That's significantly shorter than Yahoo's previous 13-month retention period. It's also shorter than Microsoft's 18 months, Google's nine months and the six-month maximum suggested by European regulators. But it's also far longer than three days -- the length of time that IAC retains search query logs for users who deploy AskEraser.
In a conference call with reporters, Yahoo privacy head Anne Toth said the company hopes to bring "closure" to controversy surrounding the company's retention of data about users.
If that's Yahoo's goal, the company will be disappointed. While some privacy advocates are cheering the company's decision, significant questions remain.
First of all, Yahoo's method for anonymizing the data remains controversial. Search companies typically store logs tying users' queries to their IP addresses. Yahoo will anonymize those logs by deleting the last octet of IP addresses. But doing so leaves the majority of the IP address intact. The portion that's left can, in some circumstances, suffice to identify a user.
Yahoo also says that, after 90 days, it will strip its search query records of information like names, telephone numbers, or other data that could in itself help deduce users' identities. That, combined with the IP modifications, could make it harder to deduce specific individuals' identities from Yahoo's records -- but it's still not impossible.

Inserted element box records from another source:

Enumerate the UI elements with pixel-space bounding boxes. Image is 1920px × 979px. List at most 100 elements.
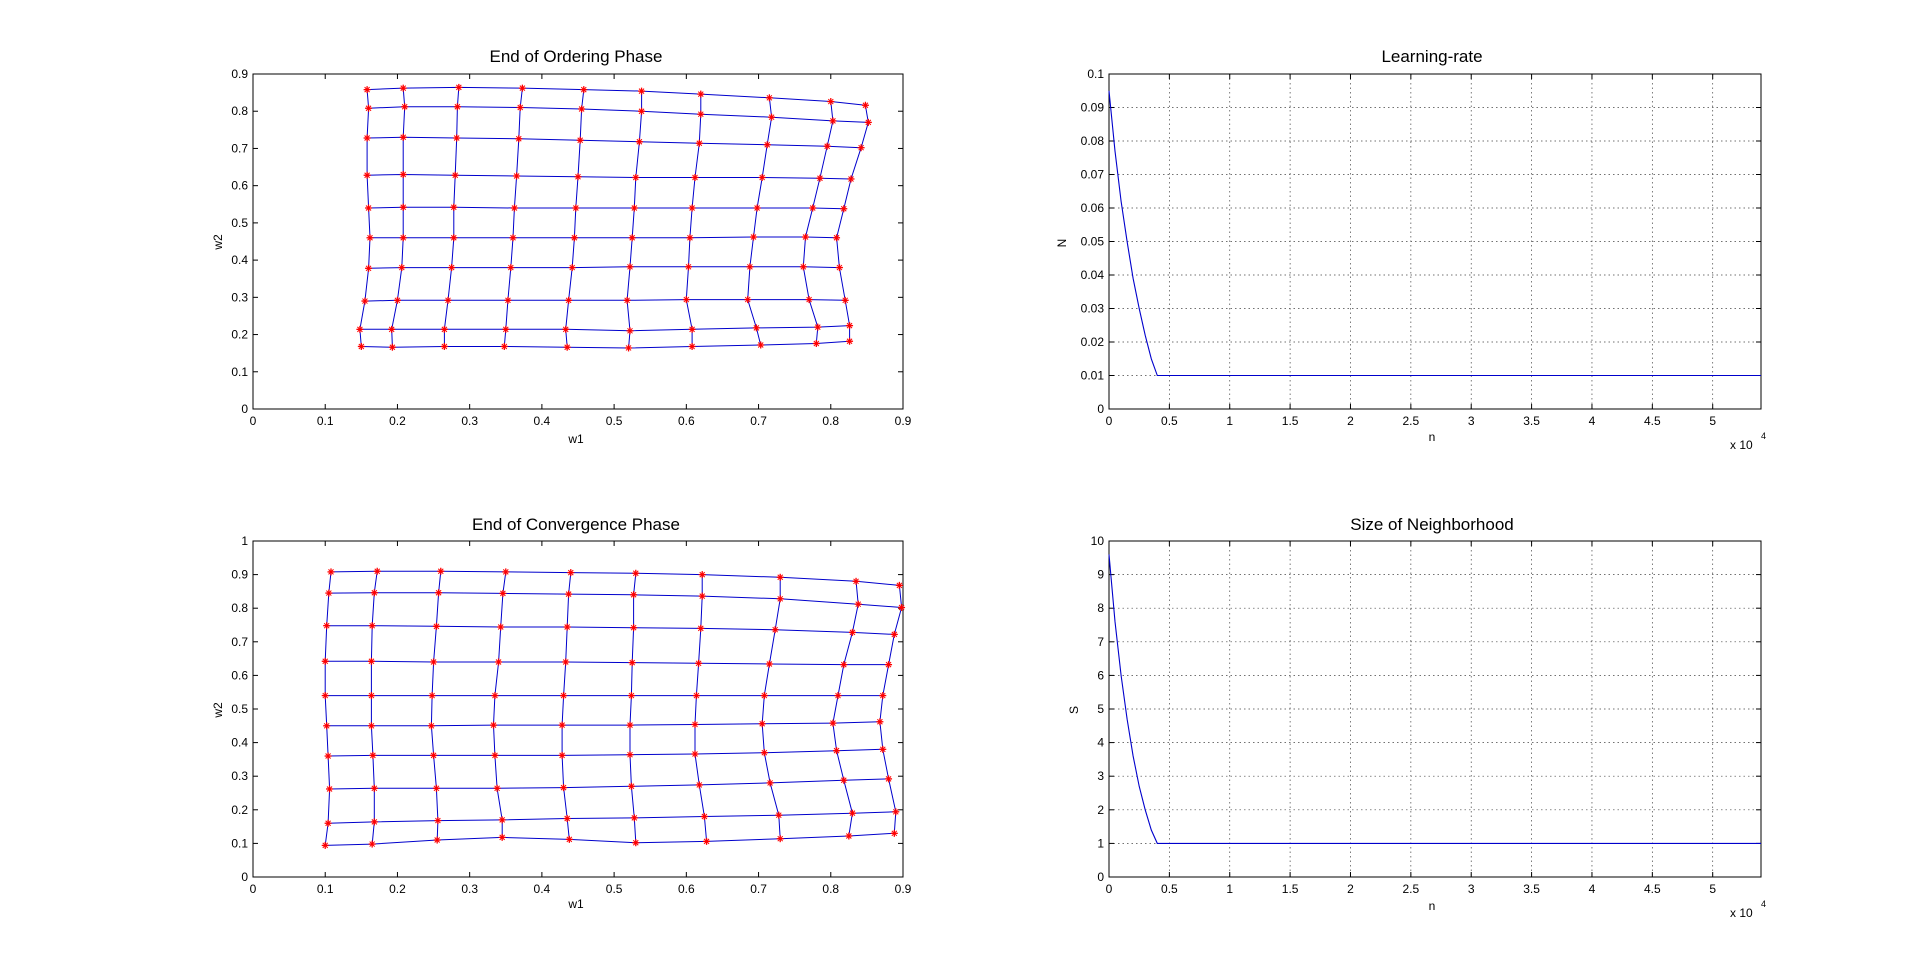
ordering-xtick-label: 0.8 [822,414,839,428]
convergence-neuron-marker [758,720,766,728]
ordering-neuron-marker [357,342,365,350]
convergence-neuron-marker [703,837,711,845]
ordering-xtick-label: 0.7 [750,414,767,428]
convergence-neuron-marker [854,600,862,608]
neighborhood-ytick-label: 10 [1091,534,1105,548]
convergence-lattice-col [629,573,637,843]
ordering-neuron-marker [450,234,458,242]
ordering-neuron-marker [453,103,461,111]
ordering-neuron-marker [809,204,817,212]
convergence-lattice-col [324,571,332,846]
convergence-neuron-marker [776,573,784,581]
ordering-panel: End of Ordering Phase 0 0.1 0.2 0.3 0.4 0.5 0.… [211,47,912,446]
ordering-neuron-marker [440,342,448,350]
convergence-neuron-marker [367,657,375,665]
convergence-neuron-marker [626,721,634,729]
convergence-neuron-marker [491,751,499,759]
convergence-neuron-marker [560,784,568,792]
learning-exponent-power: 4 [1761,431,1766,441]
ordering-lattice-col [747,97,773,346]
convergence-neuron-marker [370,589,378,597]
ordering-lattice-col [802,101,834,344]
ordering-neuron-marker [768,113,776,121]
ordering-neuron-marker [448,264,456,272]
convergence-neuron-marker [562,658,570,666]
ordering-neuron-marker [632,173,640,181]
ordering-lattice-col [836,105,869,342]
ordering-neuron-marker [814,323,822,331]
convergence-neuron-marker [890,829,898,837]
convergence-neuron-marker [502,568,510,576]
neighborhood-ytick-label: 2 [1097,803,1104,817]
ordering-ytick-label: 0.1 [231,365,248,379]
ordering-lattice-row [361,340,850,349]
convergence-xtick-label: 0.3 [461,882,478,896]
ordering-ytick-label: 0.9 [231,67,248,81]
ordering-neuron-marker [695,139,703,147]
ordering-neuron-marker [578,105,586,113]
convergence-neuron-marker [771,626,779,634]
convergence-neuron-marker [498,816,506,824]
ordering-neuron-marker [398,264,406,272]
convergence-lattice-row [326,625,895,635]
convergence-neuron-marker [691,720,699,728]
ordering-ylabel: w2 [211,234,225,251]
learning-ytick-label: 0.01 [1081,369,1105,383]
convergence-neuron-marker [895,581,903,589]
convergence-lattice-row [325,832,895,846]
convergence-xtick-label: 0.5 [606,882,623,896]
convergence-neuron-marker [848,628,856,636]
neighborhood-ytick-label: 9 [1097,568,1104,582]
ordering-neuron-marker [835,264,843,272]
convergence-neuron-marker [776,595,784,603]
convergence-neuron-marker [495,658,503,666]
convergence-neuron-marker [840,661,848,669]
ordering-neuron-marker [846,322,854,330]
ordering-neuron-marker [401,103,409,111]
ordering-title: End of Ordering Phase [490,47,663,66]
ordering-neuron-marker [504,296,512,304]
ordering-neuron-marker [399,84,407,92]
learning-title: Learning-rate [1381,47,1482,66]
ordering-neuron-marker [363,134,371,142]
learning-ytick-label: 0.1 [1087,67,1104,81]
convergence-lattice-col [761,577,781,839]
convergence-neuron-marker [368,840,376,848]
convergence-neuron-marker [695,659,703,667]
learning-ytick-label: 0.06 [1081,201,1105,215]
convergence-neuron-marker [370,784,378,792]
convergence-neuron-marker [892,808,900,816]
convergence-neuron-marker [845,832,853,840]
ordering-neuron-marker [688,325,696,333]
neighborhood-ytick-label: 5 [1097,702,1104,716]
learning-ylabel: N [1055,239,1069,248]
convergence-neuron-marker [632,569,640,577]
ordering-lattice-row [367,173,852,180]
ordering-neuron-marker [516,104,524,111]
convergence-lattice-col [561,572,572,840]
neighborhood-ylabel: S [1067,706,1081,714]
convergence-neuron-marker [369,751,377,759]
ordering-neuron-marker [686,234,694,242]
convergence-neuron-marker [370,818,378,826]
ordering-neuron-marker [744,296,752,304]
convergence-neuron-marker [324,752,332,760]
ordering-xtick-label: 0.5 [606,414,623,428]
convergence-neuron-marker [367,692,375,700]
convergence-neuron-marker [368,622,376,630]
convergence-neuron-marker [692,692,700,700]
ordering-lattice-row [364,299,846,302]
learning-series-line [1108,90,1761,377]
ordering-neuron-marker [635,138,643,146]
convergence-neuron-marker [567,569,575,577]
convergence-neuron-marker [321,841,329,849]
convergence-neuron-marker [697,624,705,632]
ordering-neuron-marker [697,90,705,98]
convergence-neuron-marker [499,589,507,597]
ordering-neuron-marker [399,234,407,242]
ordering-ytick-label: 0.7 [231,141,248,155]
convergence-ytick-label: 0.3 [231,769,248,783]
ordering-neuron-marker [638,107,646,115]
convergence-neuron-marker [323,622,331,630]
convergence-neuron-marker [560,692,568,700]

Additionally, Yahoo isn't anonymizing everything. For instance, it says it won't scrub data that could be used to identify fraud, but the company is maddeningly vague about which type of data that is.
An even more pressing question is why Yahoo needs to keep IP addresses for even 90 days. Search companies typically say they need logs tying users' queries to their IP addresses in order improve their search results and guard against click fraud. Yet they've never once satisfactorily explained how and why retaining the data for months on end accomplishes those goals.